Stoney’s subsequent testimony against the five defendants was critical to the prosecution. As Court TV reported, “Stoney was also the only witness to describe a weapon — a brown-handled kitchen knife –in the hands of one of the defendants, although he could not remember who held the blade then threw it away.”

But later in the trial, Robin Shellow, attorney for the defendants, told the court that it was Stoney and his out-of-state colleagues who committed the crime:

Defense lawyers told jurors Tuesday that the five campaign workers were innocent and that their party’s “professional political operatives” actually damaged the tires and then pointed police in the direction of the defendants.
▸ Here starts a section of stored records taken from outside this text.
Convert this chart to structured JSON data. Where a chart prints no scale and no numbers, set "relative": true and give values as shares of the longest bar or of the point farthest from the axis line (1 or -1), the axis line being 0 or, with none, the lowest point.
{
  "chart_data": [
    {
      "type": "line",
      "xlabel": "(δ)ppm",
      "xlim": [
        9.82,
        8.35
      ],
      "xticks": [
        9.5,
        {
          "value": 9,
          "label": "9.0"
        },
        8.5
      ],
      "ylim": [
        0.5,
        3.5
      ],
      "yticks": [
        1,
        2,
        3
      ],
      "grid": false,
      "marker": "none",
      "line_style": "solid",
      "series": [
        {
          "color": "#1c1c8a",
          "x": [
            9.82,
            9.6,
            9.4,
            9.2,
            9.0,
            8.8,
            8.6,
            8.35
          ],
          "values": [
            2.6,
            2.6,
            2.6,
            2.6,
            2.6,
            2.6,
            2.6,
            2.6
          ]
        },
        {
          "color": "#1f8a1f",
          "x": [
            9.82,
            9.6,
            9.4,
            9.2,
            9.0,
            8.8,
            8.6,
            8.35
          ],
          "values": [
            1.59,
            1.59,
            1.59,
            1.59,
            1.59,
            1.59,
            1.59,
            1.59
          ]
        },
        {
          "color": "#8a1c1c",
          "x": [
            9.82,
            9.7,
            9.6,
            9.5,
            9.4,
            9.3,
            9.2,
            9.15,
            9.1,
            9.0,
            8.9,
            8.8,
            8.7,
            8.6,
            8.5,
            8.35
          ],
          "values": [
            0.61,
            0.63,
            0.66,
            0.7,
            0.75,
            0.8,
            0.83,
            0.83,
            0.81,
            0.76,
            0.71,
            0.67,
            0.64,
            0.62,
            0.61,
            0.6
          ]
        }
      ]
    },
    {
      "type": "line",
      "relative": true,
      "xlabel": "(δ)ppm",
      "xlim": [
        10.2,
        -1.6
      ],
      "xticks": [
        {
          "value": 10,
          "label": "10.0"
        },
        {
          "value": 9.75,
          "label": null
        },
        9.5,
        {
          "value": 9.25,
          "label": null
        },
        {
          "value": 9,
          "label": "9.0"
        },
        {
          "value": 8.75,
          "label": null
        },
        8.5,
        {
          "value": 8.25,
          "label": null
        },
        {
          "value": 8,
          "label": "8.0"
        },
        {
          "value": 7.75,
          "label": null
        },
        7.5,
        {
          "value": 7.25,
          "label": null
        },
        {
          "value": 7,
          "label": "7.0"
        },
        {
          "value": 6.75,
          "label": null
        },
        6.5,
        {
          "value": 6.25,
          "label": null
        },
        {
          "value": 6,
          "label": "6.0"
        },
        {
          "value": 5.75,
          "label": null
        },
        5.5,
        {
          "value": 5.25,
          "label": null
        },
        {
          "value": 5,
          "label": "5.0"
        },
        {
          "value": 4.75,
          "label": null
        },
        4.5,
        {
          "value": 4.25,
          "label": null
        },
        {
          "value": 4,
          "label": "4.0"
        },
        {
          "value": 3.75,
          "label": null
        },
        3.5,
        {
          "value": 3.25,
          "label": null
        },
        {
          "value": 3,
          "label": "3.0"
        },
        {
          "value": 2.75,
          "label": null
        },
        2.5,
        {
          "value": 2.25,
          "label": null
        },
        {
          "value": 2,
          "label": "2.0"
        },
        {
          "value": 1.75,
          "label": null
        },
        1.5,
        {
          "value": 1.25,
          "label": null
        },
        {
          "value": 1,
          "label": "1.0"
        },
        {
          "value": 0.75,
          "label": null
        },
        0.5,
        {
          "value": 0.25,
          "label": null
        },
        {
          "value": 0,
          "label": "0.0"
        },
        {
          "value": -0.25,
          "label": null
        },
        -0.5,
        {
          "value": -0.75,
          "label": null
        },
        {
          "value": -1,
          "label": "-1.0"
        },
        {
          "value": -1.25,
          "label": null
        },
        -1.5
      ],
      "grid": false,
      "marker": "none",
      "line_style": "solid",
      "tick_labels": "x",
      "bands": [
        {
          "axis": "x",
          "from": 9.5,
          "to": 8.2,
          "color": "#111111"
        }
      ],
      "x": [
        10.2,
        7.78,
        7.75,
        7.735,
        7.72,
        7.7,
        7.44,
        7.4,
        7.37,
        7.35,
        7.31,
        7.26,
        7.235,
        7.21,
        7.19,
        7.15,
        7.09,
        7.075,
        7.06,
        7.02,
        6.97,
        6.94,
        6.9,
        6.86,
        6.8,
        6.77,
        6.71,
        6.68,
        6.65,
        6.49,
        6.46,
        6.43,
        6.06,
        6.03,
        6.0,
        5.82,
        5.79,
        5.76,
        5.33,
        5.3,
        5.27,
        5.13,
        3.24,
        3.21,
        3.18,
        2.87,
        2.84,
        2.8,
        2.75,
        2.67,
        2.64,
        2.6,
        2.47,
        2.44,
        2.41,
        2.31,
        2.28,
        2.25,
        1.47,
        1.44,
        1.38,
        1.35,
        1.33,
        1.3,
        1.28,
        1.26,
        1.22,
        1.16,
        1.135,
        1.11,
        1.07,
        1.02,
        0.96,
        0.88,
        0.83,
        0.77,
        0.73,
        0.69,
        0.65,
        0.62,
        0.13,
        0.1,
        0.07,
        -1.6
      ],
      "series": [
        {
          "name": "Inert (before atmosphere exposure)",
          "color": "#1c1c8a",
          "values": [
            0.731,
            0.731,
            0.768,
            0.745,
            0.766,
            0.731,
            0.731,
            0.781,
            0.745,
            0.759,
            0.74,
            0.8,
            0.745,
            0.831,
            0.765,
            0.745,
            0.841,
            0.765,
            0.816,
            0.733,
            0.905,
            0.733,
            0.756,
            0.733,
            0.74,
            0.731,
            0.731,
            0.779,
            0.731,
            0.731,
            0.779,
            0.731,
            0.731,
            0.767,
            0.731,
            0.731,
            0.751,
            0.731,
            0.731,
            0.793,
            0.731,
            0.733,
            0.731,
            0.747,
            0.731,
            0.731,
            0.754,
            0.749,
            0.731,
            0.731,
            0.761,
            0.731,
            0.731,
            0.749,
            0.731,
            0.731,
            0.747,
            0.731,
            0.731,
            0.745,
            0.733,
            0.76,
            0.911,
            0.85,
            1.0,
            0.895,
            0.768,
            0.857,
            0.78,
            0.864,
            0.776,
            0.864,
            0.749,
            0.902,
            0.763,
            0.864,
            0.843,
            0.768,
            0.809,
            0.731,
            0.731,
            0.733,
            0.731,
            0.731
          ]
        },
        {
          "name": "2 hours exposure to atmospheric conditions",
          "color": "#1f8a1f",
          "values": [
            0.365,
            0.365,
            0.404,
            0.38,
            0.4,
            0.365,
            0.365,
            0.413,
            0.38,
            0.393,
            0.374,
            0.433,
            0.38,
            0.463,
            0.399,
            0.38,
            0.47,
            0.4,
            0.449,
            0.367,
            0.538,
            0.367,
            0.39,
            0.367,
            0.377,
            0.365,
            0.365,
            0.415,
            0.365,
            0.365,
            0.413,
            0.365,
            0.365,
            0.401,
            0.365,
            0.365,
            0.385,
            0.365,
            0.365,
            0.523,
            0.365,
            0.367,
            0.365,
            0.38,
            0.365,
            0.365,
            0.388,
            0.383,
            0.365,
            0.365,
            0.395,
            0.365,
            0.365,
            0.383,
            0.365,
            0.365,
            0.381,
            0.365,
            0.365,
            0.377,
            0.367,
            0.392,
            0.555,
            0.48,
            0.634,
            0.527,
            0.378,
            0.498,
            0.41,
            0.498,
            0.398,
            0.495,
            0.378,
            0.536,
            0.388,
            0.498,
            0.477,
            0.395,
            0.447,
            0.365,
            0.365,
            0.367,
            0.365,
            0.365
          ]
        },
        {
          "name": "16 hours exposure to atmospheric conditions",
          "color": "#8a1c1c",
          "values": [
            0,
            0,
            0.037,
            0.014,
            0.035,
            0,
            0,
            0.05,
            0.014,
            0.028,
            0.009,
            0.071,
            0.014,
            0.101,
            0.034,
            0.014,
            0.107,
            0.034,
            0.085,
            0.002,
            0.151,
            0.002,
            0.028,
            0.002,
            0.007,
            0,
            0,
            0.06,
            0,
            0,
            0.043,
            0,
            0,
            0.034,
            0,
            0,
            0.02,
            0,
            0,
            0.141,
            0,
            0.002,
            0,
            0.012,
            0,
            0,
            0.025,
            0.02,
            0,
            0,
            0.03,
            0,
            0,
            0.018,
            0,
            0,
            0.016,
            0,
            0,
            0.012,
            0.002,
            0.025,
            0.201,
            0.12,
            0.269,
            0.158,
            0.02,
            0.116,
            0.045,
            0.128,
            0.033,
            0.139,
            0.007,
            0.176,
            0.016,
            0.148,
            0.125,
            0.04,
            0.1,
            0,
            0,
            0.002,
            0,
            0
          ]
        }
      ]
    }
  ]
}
“Like troop movements in a war, these people came to Wisconsin as it became apparent that Wisconsin was in play,” attorney Robin Shellow said. “These are people who stepped over the line and now, because of what they do for a living, they blame our clients.”

The Washington Post reported on January 21, 2006 that four of the five defendants pled “no contest” to misdemeanor charges, while one was acquitted:

Four Democratic presidential campaign workers pleaded no contest to charges that they punctured the tires of 25 vehicles Republicans had intended to use to get out the vote on Election Day 2004. Those agreeing to the misdemeanor plea were Sowande A. Omokunde, son of Rep. Gwen Moore (D-Wis.); Michael Pratt, son of former acting Milwaukee mayor Marvin Pratt; and Lewis Caldwell and Lavelle Mohammad, both from Milwaukee. Justin Howell was acquitted.

Secretary of the Commonwealth is one of twelve cabinet level positions in the state government of Virginia. It pays $155,849 per year. Janet Vestal Kelly serves in that role currently in the administration of Republican Governor Bob McDonnell.

The position is sometimes referred to as Secretary of the State, because the office has some of the responsibilities usually assigned to that position in many other states, such as registering businesses. However, unlike other Secretary of State positions, the Secretary of the Commonwealth does not oversee elections.

The full description of the duties of the Secretary of Commonwealth, according to the state of Virginia’s official website, says the Secretary is responsible for the following:

In addition to managing extraditions, clemency petitions, service of process, restoration of voting rights, pardons, authenticating foreign adoption documents, certifying notary publics, handling lobbyist registration, disclosures and conflict of interest filings, one of the key functions of our office is to assist the Governor in the appointments of over 4,000 individuals to serve on Virginia’s boards and commissions. All qualified and service-minded Virginians are encouraged to participate in the government of our Commonwealth by offering to serve on a board or commission, or by recommending qualified candidates.

The appointment of Stoney is but the first of many controversial personnel appointments expected to be made by McAuliffe.